Less than a year into his new role as Tiffany’s executive vice president of product and communications, the 29-year-old LVMH scion Alexandre Arnault is already shaking things up in more ways than one.
In the last few months, the 184-year-old American jewelry house has undergone the start of what looks to be an exciting rebrand: rolling out campaigns featuring cross-armed models sporting chunky cuffs from Elsa Perretti’s collection beside bold signage that reads “Not Your Mother’s Tiffany,” securing Beyoncé and Jay-Z as brand ambassadors—and, most recently, debuting a limited-edition bracelet and sculpture for the company’s new Knot collection, conceived by none other than artist Daniel Arsham.
Beyoncé and Jay-Z with Jean-Michel Basquiat’s Equals pi (1982) for the Tiffany & Co. fall 2021 “About Love” campaign. Photo by Mason Poole.

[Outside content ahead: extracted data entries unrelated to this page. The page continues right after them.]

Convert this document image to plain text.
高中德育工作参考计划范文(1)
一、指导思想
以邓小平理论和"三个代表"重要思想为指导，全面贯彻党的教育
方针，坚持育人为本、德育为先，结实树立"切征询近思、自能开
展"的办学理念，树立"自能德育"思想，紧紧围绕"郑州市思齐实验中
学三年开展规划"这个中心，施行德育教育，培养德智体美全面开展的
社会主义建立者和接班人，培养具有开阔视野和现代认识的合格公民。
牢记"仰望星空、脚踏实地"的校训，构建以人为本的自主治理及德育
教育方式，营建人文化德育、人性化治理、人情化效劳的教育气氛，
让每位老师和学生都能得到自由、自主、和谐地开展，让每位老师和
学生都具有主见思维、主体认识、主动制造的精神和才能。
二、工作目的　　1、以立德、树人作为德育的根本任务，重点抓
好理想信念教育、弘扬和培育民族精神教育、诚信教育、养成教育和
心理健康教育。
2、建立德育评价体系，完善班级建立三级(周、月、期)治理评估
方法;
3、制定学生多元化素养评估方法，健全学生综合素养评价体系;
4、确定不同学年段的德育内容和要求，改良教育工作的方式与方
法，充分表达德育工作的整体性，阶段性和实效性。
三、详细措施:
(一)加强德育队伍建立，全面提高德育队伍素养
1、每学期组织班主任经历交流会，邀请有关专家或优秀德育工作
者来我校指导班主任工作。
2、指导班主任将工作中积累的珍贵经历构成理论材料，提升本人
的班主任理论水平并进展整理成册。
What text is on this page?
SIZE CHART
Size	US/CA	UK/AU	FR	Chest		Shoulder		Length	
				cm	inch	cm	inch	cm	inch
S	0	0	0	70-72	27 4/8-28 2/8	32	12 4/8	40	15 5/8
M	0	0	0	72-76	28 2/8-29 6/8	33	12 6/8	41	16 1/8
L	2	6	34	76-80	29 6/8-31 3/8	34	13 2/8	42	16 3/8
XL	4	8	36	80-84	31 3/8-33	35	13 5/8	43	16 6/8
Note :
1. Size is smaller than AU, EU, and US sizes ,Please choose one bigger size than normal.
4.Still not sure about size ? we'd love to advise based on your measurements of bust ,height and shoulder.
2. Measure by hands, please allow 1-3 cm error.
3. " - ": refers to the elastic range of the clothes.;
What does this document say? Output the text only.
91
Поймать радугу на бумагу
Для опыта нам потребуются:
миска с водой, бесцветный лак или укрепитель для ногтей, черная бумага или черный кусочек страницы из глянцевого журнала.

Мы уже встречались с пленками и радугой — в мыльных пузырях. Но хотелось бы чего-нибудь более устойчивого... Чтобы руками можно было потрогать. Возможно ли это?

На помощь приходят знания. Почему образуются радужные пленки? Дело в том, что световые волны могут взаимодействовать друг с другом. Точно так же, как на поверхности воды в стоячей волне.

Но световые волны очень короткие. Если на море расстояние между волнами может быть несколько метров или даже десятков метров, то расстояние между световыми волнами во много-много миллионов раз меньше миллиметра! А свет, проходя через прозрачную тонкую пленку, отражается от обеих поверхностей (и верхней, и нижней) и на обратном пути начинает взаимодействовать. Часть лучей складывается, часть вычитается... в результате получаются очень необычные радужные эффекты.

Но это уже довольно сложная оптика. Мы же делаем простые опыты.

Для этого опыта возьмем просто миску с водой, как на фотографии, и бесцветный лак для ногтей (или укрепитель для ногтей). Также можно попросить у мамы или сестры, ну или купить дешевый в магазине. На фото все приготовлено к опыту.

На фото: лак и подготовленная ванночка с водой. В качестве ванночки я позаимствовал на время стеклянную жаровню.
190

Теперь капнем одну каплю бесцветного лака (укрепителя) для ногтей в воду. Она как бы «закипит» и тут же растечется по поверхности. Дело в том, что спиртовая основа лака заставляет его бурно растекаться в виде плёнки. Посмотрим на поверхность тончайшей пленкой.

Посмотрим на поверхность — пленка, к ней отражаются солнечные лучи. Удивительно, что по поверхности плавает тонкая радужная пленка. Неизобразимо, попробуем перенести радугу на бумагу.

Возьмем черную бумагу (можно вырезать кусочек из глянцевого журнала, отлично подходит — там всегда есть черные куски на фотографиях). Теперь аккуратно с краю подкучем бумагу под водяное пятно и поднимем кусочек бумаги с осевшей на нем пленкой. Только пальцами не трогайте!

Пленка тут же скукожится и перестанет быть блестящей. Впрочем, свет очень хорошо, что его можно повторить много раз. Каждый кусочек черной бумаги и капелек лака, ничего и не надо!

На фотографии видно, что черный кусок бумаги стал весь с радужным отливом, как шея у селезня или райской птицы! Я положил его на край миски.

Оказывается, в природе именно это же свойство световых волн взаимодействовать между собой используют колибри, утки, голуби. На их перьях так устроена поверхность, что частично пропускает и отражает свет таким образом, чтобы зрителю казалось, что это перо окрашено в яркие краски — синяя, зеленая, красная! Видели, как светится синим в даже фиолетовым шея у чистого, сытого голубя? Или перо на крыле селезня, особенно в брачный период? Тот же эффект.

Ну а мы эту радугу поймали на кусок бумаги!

The lattermost news is especially interesting. Tiffany has a long history of collaborating with artists—including Andy Warhol, who created playful Christmas cards for the brand for several years, beginning in 1956, and Robert Rauschenberg, who around the same time teamed up with fellow artist Jasper Johns to adorn the company’s Fifth Avenue flagship windows with enchanting displays—but this is perhaps the first time that Tiffany has given an artist the reigns to design arguably the starriest piece of a new collection.
Not only that, but Arsham was also asked to reinterpret Tiffany’s most recognizable piece of iconography: the Tiffany Blue Box.
An 1878 edition of the Tiffany Blue Box. Photo courtesy Tiffany & Co.
The box was originally conceived in 1852 and features that unmistakable robin’s-egg blue, selected as the company’s signature hue because of turquoise jewelry’s popularity in the 19th century. The stone became all the rage following the wedding of Queen Victoria, who gifted her bridal attendants dove-shaped brooches cut from turquoise as mementos.
When Tiffany began to assume popularity itself, the boxes became so popular that the brand had to advertise to the public that they were not, in fact, available for sale on their own, and could only be acquired with an actual purchase. In 1906, a reporter for the New York Sun wrote a cheeky column on the box craze—customers were reportedly walking into Tiffany’s flagship asking for boxes alone, presumably to use to gift other jewelry and objets d’art—and remarked, “Tiffany has one thing in stock that you cannot not buy of him for as much money as you may offer; he will only give it to you. And that is one of his boxes.”
Daniel Arsham’s Bronze Eroded Tiffany Blue Box sculpture beside the classic Tiffany Blue Box. Photo courtesy Tiffany & Co.
Taking this cultural history into account, Arsham conceived the Bronze Eroded Tiffany Blue Box, a 49-piece sculpture which houses a special-edition white gold bracelet whose knot is covered entirely in diamonds and tsavorite, a green gemstone from Kenya that Tiffany first introduced to the world in 1974.
The box will additionally become part of Arsham’s “Future Relics” series, in which the artist re-contextualizes contemporary objects and signifiers of the present culture through the lens of an imagined future in which they are excavated and preserved as artifacts of the past.
The diamond-and-tsavorite Knot bracelet. Photo courtesy Tiffany & Co.
Arsham’s box’s color—sporting patina over the eroded bronze material and the look of wear and tear over many years—has admittedly changed a bit, edging a little closer to Arsham Studio’s signature hue (in one interview, he dubbed it “Tiffany Green”), while also recalling archival images of Tiffany’s earliest boxes which, after years of aging, do appear slightly more green. In many ways, the shift reflects Arsham’s desire to link the brand’s present and future to its past.
Arsham’s supersize Bronze Eroded Tiffany Blue Box at the Tiffany flagship shop in New York. Photo courtesy Tiffany & Co.
“I always gravitate towards items that are immediately culturally recognizable,” Arsham said in a statement. “The Tiffany Blue Box has that power. I wanted to address it in a way different than how it was originally intended by giving it a distressed, aged quality which represents its history, how much of a fixture it is in our world today, and how it will continue to be relevant in decades, even centuries, from now.”
Additionally, at the Tiffany flagship on Fifth Avenue, an interactive, supersize version of the sculpture has been installed and is available for visitors to enter and experience.